So Peter was on his own under that porch.
He moved his leg up slowly, carefully, until his knee was on the dog’s shoulder, then its neck. He bore down. He didn’t want to hurt the animal, but he sure as hell didn’t want those bone-cracking teeth to get free, either. The dog’s back legs scrabbled in the dirt, trying to get itself out of the situation, but Peter was too heavy.
“Hey, dog,” said Peter in a calm voice. “What’s your name?”
The dog scrabbled with its long nails, but its big bullet-shaped head was caught now between the pressure of the stick and the weight of the man’s knee.
“Somebody probably called you Fang or Spike or something, didn’t they?” asked Peter gently, remembering how his father had talked to the horses. A nice calm, conversational tone. The way Jimmy had talked to any in-country local who didn’t speak English. “But you’re not a mean dog, are you? No, you’re a nice puppy. A good puppy. Your name should be Daisy. Or Cupcake.”
The dog’s eyes showed white in the semidark of the crawl space, and it was panting hard, its great chest heaving. Its legs slowed their scrabbling in the dirt as the man’s deep voice worked its way through the fury and panic. Finally it stopped struggling, and the long tongue lolled out between the murderous teeth. Man and beast lay in the dirt together and caught their breath.
“Uh, sir, you okay in there?” Charlie’s voice floated under the porch.
“Never better,” said Peter, keeping his voice low and even. The dog panted, but the eye was staring at Peter’s face.
“So . . .” said Charlie.
“Kid. Give me a minute, okay?”
Peter still held the ends of the stick in his hands. Focused despite the static. He had a few minutes, no more. He worked his hands out to the ropes and slid the knots in close to the dog’s jaws.
The dog began to growl again.
Peter could feel the vibrations in his own chest, that tank engine revving slow. It was like lying on a vibrating bed in a cheap motel, but with teeth.
The eye stared at him, waiting.
Waiting for the man to make a mistake.
With the ropes in his hands, Peter carefully crossed them over the bone-crushing jaws, then wrapped them under, over and under, again and again. Snug but not tight, trapping that stick in there like some kind of hillbilly art project. Then he carefully tied the ends in a series of half hitches, ending in a square knot. Super-duper-double-extra-secure.

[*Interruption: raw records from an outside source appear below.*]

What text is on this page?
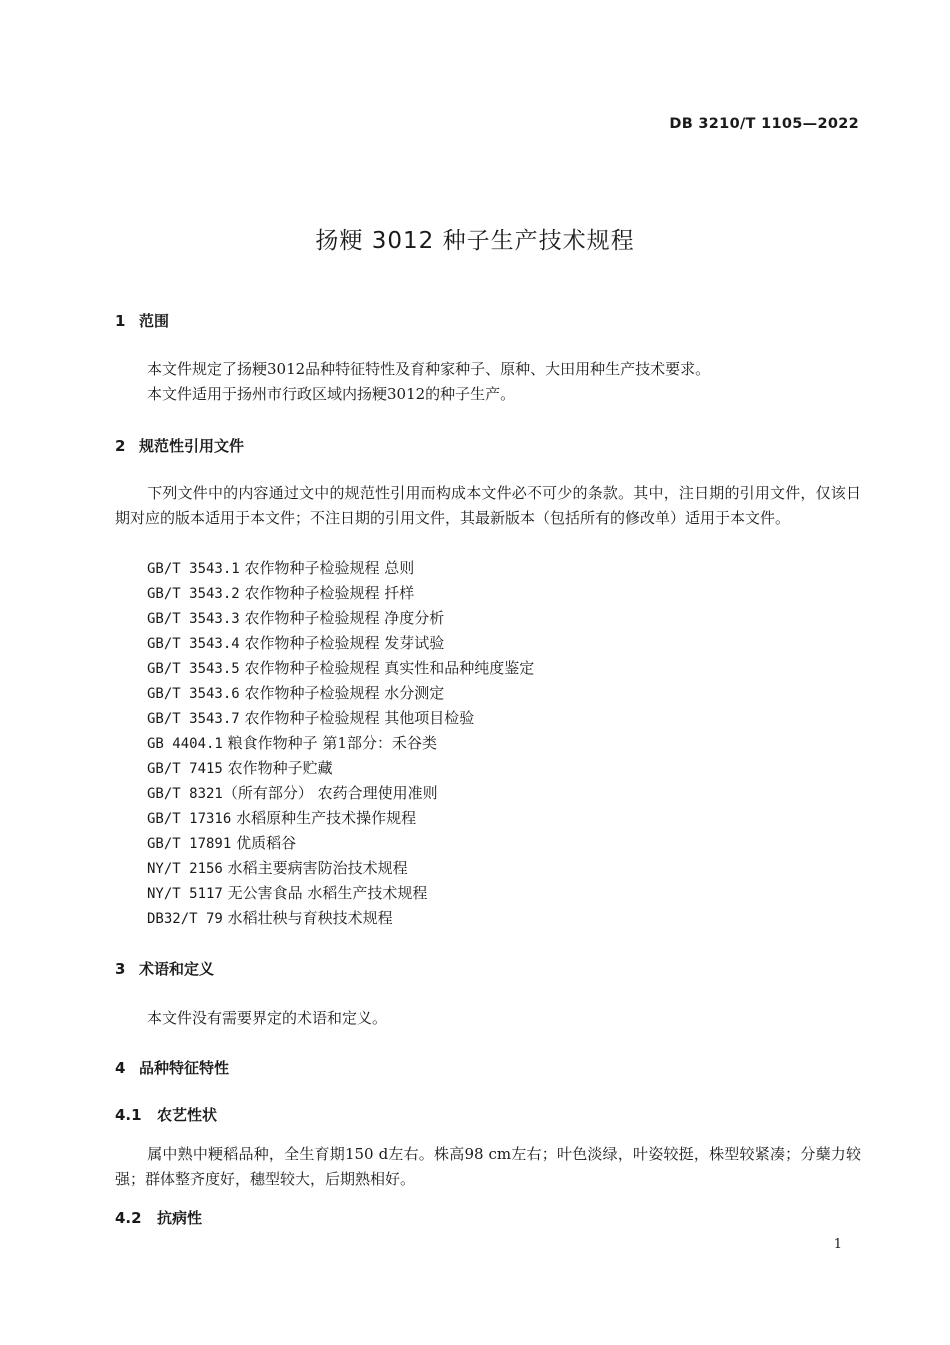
DB 3210/T 1105—2022
扬粳 3012 种子生产技术规程
1 范围

本文件规定了扬粳3012品种特征特性及育种家种子、原种、大田用种生产技术要求。

本文件适用于扬州市行政区域内扬粳3012的种子生产。

2 规范性引用文件

下列文件中的内容通过文中的规范性引用而构成本文件必不可少的条款。其中，注日期的引用文件，仅该日期对应的版本适用于本文件；不注日期的引用文件，其最新版本（包括所有的修改单）适用于本文件。

GB/T 3543.1 农作物种子检验规程 总则
GB/T 3543.2 农作物种子检验规程 扦样
GB/T 3543.3 农作物种子检验规程 净度分析
GB/T 3543.4 农作物种子检验规程 发芽试验
GB/T 3543.5 农作物种子检验规程 真实性和品种纯度鉴定
GB/T 3543.6 农作物种子检验规程 水分测定
GB/T 3543.7 农作物种子检验规程 其他项目检验
GB 4404.1 粮食作物种子 第1部分：禾谷类
GB/T 7415 农作物种子贮藏
GB/T 8321（所有部分） 农药合理使用准则
GB/T 17316 水稻原种生产技术操作规程
GB/T 17891 优质稻谷
NY/T 2156 水稻主要病害防治技术规程
NY/T 5117 无公害食品 水稻生产技术规程
DB32/T 79 水稻壮秧与育秧技术规程
3 术语和定义

本文件没有需要界定的术语和定义。

4 品种特征特性
4.1 农艺性状

属中熟中粳稻品种，全生育期150 d左右。株高98 cm左右；叶色淡绿，叶姿较挺，株型较紧凑；分蘖力较强；群体整齐度好，穗型较大，后期熟相好。

4.2 抗病性
1
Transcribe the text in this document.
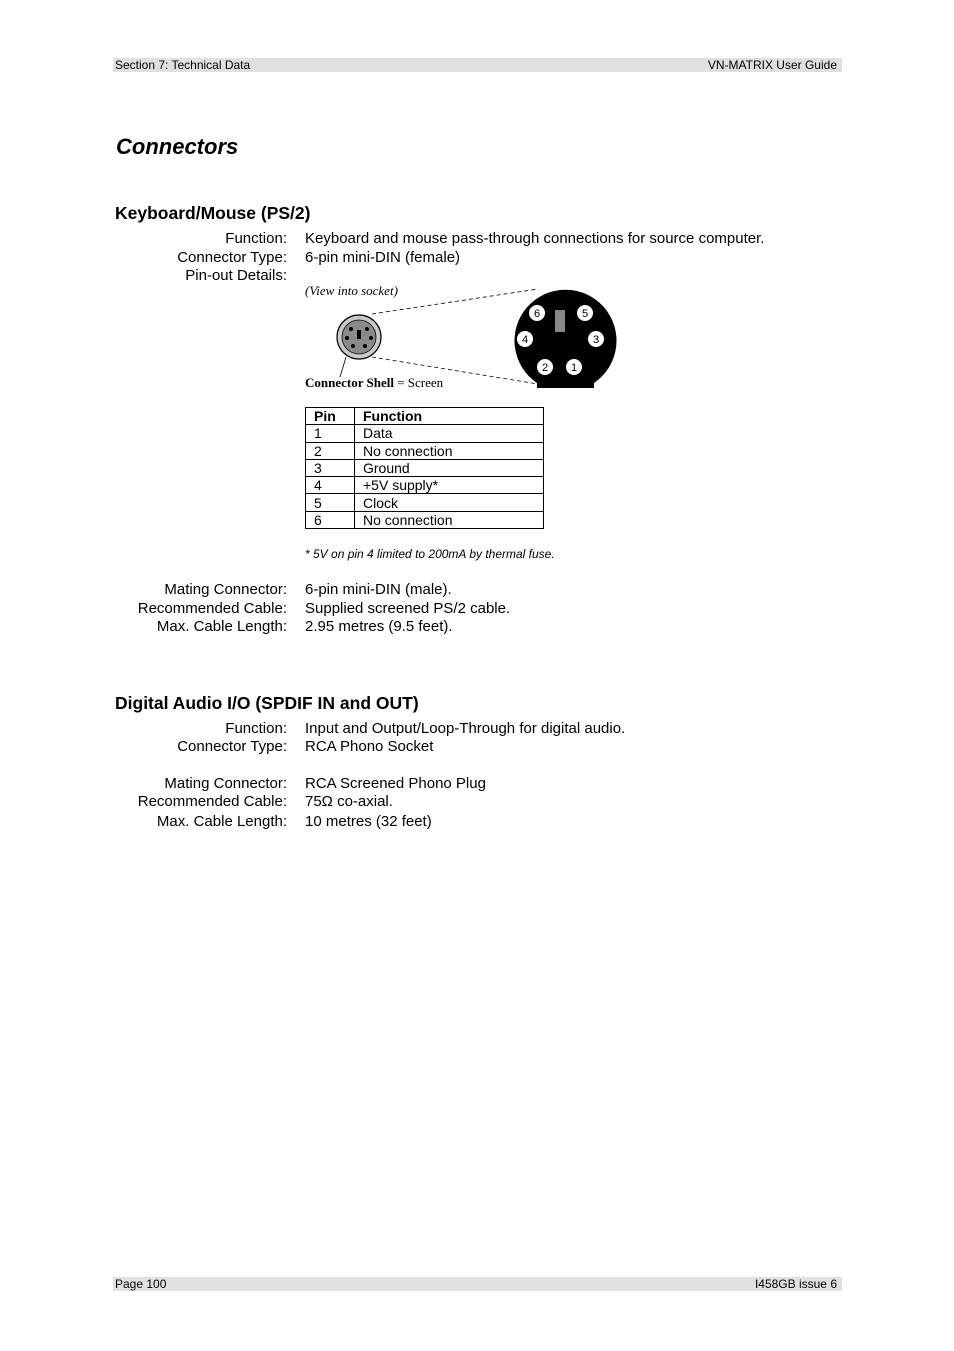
Section 7: Technical Data	VN-MATRIX User Guide
Connectors
Keyboard/Mouse (PS/2)
Function: Keyboard and mouse pass-through connections for source computer.
Connector Type: 6-pin mini-DIN (female)
Pin-out Details:
(View into socket)
6	5
4	3
2 1
Connector Shell = Screen
Pin	Function
1	Data
2	No connection
3	Ground
4	+5V supply*
5	Clock
6	No connection
* 5V on pin 4 limited to 200mA by thermal fuse.
Mating Connector: 6-pin mini-DIN (male).
Recommended Cable: Supplied screened PS/2 cable.
Max. Cable Length: 2.95 metres (9.5 feet).
Digital Audio I/O (SPDIF IN and OUT)
Function: Input and Output/Loop-Through for digital audio.
Connector Type: RCA Phono Socket
Mating Connector: RCA Screened Phono Plug
Recommended Cable: 75Ω co-axial.
Max. Cable Length: 10 metres (32 feet)
Page 100	I458GB issue 6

The remaining long and short ropes were still tucked into his belt. He tied the long rope around the dog’s neck as a collar and leash. He shifted his weight, turned to the hind end with the short rope, and tied its back legs together.
Without allowing himself to think about it, he rolled off the dog and grabbed the rope at the hind legs, then reversed out of the crawl space, pulling the scrabbling dog behind him.
“Sweet holy Jesus,” said Charlie, dancing backward in his polished shoes as Peter and the snarling hog-tied animal emerged from the crawl space and into the light. “That’s one damn Jesus big goddamn dog.”
Peter felt the open air and high blue sky like a balm.
—
It took a few minutes to get Charlie to put down the baseball bat, but he was fine by the time Peter tied the leash off to a tree, double-checking the knots, then checking them again. Finally he cut the rope from the rear legs and stood away while the dog leaped, trembling, to its feet, ran to the ten-foot limit of the leash, and turned to growl at the humans.
“He sure is ugly,” said Charlie. “And he smells real bad, too.”
Peter had to agree.
It wasn’t a pit bull, actually. Those dogs bred for fighting were beautiful, in their own way. Like cruise missiles were beautiful, or a combat knife, if you didn’t stop to consider what they were made to do.
This dog, on the other hand, was a mix of so many breeds you’d have to go back to the caveman era to sort it out.
The result was an animal of unsurpassed hideousness.
It had the bullet-shaped head of a pit bull, but the lean muscled body and long legs of an animal built for chasing down its prey over long distances. Tall upright ears, a long wolfish muzzle. Its matted fur was mostly a kind of deep orange, with brown polka dots.
And the animal was enormous.
Like a timber wolf run through the wash with a pit bull, a Great Dane, and a fuzzy orange sweatshirt.
Seen out in the open like that, even at a hundred and fifty–plus pounds with murderous teeth, it was hard to take the animal too seriously.
What would you name a dog like that?
Maybe Daisy. Or Cupcake.
The thought made him smile.
He got out his water bottle and walked the growling dog down to the end of its rope. Taking hold of the stick, he poured a little water into that deadly mouth. The dog glared at him, the intelligence vivid in those pale blue eyes. But after a moment, its throat began to work as it swallowed. Peter poured until the bottle was empty.
“Sir, what the heck are you doing?” asked Charlie.